I'm still always interested also in other approaches, and greatly enjoy your SAT solutions!

>operator inversion identities like a−(b+c)=(a−b)−ca−(b+c)=(a−b)−c, a−(b−c)=(a−b)+ca−(b−c)=(a−b)+c, and their multiplicative analogues. I don't know names for these algebraic laws either.

Isn't that the distributive property of multiplication over addition? There is a -1 that gets multiplied.

> One of my neighbors has the license plate JJZ 4631. «4 6 3 1 ⇒ 24» is one of the more difficult puzzles.

I'm surprised no-one has posted the solution on here yet. Oh well, back to thinking. about it.

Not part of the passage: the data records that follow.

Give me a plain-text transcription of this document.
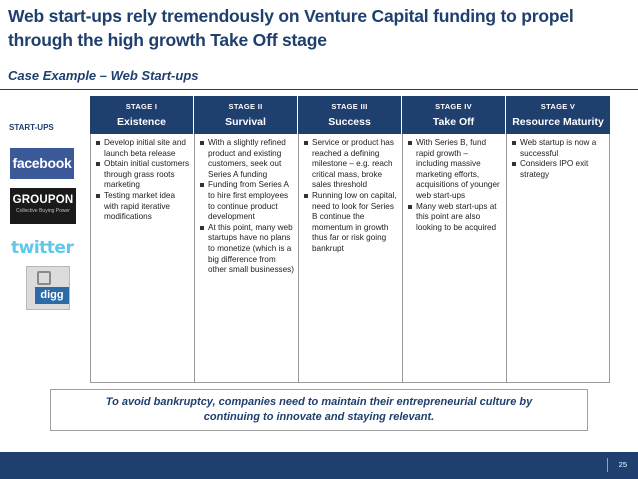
Web start-ups rely tremendously on Venture Capital funding to propel through the high growth Take Off stage
Case Example – Web Start-ups
START-UPS
facebook
GROUPON
Collective Buying Power
twitter
digg
STAGE I
Existence
Develop initial site and launch beta release
Obtain initial customers through grass roots marketing
Testing market idea with rapid iterative modifications
STAGE II
Survival
With a slightly refined product and existing customers, seek out Series A funding
Funding from Series A to hire first employees to continue product development
At this point, many web startups have no plans to monetize (which is a big difference from other small businesses)
STAGE III
Success
Service or product has reached a defining milestone – e.g. reach critical mass, broke sales threshold
Running low on capital, need to look for Series B continue the momentum in growth thus far or risk going bankrupt
STAGE IV
Take Off
With Series B, fund rapid growth – including massive marketing efforts, acquisitions of younger web start-ups
Many web start-ups at this point are also looking to be acquired
STAGE V
Resource Maturity
Web startup is now a successful
Considers IPO exit strategy
To avoid bankruptcy, companies need to maintain their entrepreneurial culture by continuing to innovate and staying relevant.
25
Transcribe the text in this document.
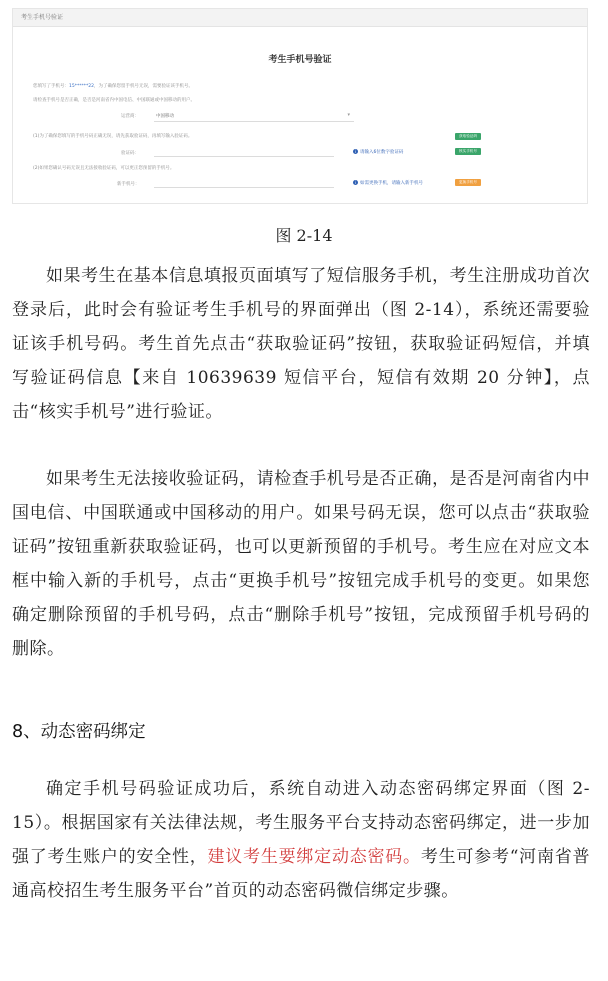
考生手机号验证
考生手机号验证
您填写了手机号：15******22，为了确保您留手机号无误，需要验证该手机号。
请检查手机号是否正确，是否是河南省内中国电信、中国联通或中国移动的用户。
运营商：	中国移动	▾
(1)为了确保您填写的手机号码正确无误，请先获取验证码，再填写输入验证码。	获取验证码
验证码：	i 请输入6位数字验证码	核实手机号
(2)如果您确认号码无误且无法接收验证码，可以更正您预留的手机号。
新手机号：	i 如需更换手机，请输入新手机号	更换手机号
图 2-14

如果考生在基本信息填报页面填写了短信服务手机，考生注册成功首次登录后，此时会有验证考生手机号的界面弹出（图 2-14），系统还需要验证该手机号码。考生首先点击“获取验证码”按钮，获取验证码短信，并填写验证码信息【来自 10639639 短信平台，短信有效期 20 分钟】，点击“核实手机号”进行验证。

如果考生无法接收验证码，请检查手机号是否正确，是否是河南省内中国电信、中国联通或中国移动的用户。如果号码无误，您可以点击“获取验证码”按钮重新获取验证码，也可以更新预留的手机号。考生应在对应文本框中输入新的手机号，点击“更换手机号”按钮完成手机号的变更。如果您确定删除预留的手机号码，点击“删除手机号”按钮，完成预留手机号码的删除。

8、动态密码绑定

确定手机号码验证成功后，系统自动进入动态密码绑定界面（图 2-15）。根据国家有关法律法规，考生服务平台支持动态密码绑定，进一步加强了考生账户的安全性，建议考生要绑定动态密码。考生可参考“河南省普通高校招生考生服务平台”首页的动态密码微信绑定步骤。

Or you could cheat...jam them both into wolfram and see what comes out.

Missing the point. The question here is more about how to generate inputs that would yield the same result in wolfram.

This would not work for floating point arithmetic in computing. The order in which you perform a calculation changes the outcome, since not every number can be precisely represented by the IEEE 754 standard.